<>三伏天中午的热常人难以忍受,连树叶子都快被太阳炙烤的奄奄一息,知了在树上叽叽呀呀的叫着,声音一会长一会短的,好像随时会断气一样;头上的天空特别蓝,偶尔有一两朵云随微风飘过,鸟儿早不知道飞那里去躲避阳光;田梗的那头跑来一只狗子,土黄土黄的毛、吐着长长的舌头、尾巴随着跑动摇晃着;它是邻居家的看门犬,叫大黄,经常跑到陈瑞峰家找东西吃,每次陈妈都会给它半碗米饭,不过这次是来接它家主人的,在经过他身边时还向他摇了摇尾巴。
陈瑞峰此时身上的条纹T恤脏兮兮的,全是水稻田里的黑泥印,裤腿卷到膝盖处,黑色裤子更难幸免,小麦色小腿肚上还有没洗干净的泥巴,在大斗笠下的脸被太阳晒的红红的,他手上拿着两把收割水稻的镰刀,徐小雨走在他身后,她的情况也好不到那里去,不过草帽下她的脸红红的更可爱些,不像他,脸有些臭,心情也像今天的天气一样有些燥热难耐。
山凹凹里的陈家沟,家家户户以种植水稻为生,周边山林茂密、水源丰富,但吃了丘陵地形的苦头,无法使用机械农具插秧、收割,只能肩扛手割。
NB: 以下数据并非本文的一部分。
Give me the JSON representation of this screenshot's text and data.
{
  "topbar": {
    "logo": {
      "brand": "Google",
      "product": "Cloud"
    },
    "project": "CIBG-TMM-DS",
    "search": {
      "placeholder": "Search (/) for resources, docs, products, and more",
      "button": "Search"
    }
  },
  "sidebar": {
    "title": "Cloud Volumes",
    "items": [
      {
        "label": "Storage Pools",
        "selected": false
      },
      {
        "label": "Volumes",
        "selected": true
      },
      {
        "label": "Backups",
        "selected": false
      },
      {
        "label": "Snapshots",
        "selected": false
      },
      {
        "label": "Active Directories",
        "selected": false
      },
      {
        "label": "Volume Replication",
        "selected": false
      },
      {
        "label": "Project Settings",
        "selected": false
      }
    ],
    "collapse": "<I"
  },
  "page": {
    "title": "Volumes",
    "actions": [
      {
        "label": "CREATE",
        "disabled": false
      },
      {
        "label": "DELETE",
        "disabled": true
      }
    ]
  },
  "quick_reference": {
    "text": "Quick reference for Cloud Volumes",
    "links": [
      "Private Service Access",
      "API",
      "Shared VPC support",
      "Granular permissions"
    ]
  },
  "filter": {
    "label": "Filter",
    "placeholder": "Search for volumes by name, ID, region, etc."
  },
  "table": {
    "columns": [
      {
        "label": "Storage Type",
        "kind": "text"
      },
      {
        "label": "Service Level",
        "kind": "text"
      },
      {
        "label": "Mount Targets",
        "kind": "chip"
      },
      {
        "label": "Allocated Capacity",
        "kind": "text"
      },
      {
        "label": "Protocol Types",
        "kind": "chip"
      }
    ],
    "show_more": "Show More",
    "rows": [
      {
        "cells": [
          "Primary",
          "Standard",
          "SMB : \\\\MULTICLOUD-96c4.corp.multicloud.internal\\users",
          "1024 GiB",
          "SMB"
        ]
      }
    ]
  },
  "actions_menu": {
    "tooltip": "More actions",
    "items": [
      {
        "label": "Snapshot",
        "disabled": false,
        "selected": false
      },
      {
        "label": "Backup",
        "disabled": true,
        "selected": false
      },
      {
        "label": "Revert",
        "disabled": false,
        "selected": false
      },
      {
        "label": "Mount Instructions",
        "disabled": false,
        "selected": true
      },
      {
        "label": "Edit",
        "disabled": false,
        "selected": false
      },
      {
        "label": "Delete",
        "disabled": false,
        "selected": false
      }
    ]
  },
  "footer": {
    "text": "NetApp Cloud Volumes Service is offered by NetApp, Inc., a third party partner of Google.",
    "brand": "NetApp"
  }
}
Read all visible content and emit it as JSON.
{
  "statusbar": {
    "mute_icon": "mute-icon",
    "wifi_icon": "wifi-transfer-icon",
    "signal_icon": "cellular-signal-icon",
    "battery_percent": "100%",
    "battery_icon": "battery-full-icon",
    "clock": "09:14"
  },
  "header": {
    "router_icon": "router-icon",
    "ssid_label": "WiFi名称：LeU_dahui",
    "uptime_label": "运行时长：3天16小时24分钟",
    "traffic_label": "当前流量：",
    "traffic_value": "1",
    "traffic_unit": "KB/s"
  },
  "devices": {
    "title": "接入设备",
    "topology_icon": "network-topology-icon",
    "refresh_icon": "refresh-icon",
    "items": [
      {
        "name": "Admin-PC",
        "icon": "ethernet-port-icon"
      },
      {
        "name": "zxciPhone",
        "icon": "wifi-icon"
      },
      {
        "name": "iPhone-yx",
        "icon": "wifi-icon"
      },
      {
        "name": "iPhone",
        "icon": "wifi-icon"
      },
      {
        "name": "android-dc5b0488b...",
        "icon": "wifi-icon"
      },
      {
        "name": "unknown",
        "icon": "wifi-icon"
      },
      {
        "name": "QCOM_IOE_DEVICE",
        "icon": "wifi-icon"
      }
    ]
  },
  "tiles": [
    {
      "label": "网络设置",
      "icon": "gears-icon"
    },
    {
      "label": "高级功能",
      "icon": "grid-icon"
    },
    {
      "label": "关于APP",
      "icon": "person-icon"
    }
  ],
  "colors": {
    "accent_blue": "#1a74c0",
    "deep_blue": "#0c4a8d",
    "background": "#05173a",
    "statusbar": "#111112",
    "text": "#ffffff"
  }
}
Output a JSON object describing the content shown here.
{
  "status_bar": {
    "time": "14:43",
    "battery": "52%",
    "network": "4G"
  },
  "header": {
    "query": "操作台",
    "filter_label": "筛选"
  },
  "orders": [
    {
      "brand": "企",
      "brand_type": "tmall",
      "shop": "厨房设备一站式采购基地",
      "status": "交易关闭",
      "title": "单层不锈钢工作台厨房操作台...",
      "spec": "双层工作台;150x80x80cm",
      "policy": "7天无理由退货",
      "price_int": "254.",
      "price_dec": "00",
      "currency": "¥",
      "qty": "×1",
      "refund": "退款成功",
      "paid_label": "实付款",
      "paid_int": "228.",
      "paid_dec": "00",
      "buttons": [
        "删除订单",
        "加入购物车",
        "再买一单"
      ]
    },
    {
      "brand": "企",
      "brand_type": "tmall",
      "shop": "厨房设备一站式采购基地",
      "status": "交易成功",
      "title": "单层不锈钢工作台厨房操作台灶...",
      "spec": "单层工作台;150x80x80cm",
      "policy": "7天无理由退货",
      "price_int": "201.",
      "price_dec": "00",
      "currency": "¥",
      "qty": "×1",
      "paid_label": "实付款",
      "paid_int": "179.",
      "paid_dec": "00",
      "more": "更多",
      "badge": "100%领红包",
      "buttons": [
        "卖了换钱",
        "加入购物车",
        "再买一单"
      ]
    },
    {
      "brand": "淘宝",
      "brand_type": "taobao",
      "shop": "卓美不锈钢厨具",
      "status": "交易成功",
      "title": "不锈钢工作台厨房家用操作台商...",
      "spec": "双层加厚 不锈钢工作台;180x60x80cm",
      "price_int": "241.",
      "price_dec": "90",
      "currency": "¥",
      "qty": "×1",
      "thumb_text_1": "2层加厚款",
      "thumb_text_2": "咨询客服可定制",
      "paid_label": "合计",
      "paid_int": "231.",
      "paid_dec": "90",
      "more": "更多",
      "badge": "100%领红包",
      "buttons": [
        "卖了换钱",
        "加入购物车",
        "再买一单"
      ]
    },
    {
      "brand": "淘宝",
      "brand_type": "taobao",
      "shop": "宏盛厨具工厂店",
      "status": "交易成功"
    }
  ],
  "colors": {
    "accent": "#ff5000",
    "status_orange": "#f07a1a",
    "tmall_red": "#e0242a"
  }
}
7、8月是每年最繁忙的时候,又是收割成熟的稻谷又要抢在中秋节前种下第二季水稻,往往这时候要全家出动才能为一家子挣点下半年的口粮,不过看到新闻上说从明年元旦开始全国取消农业税,不用每年把自家四分之一的粮食上交给国家,陈瑞峰心想老爸老妈终于不用这么辛苦了!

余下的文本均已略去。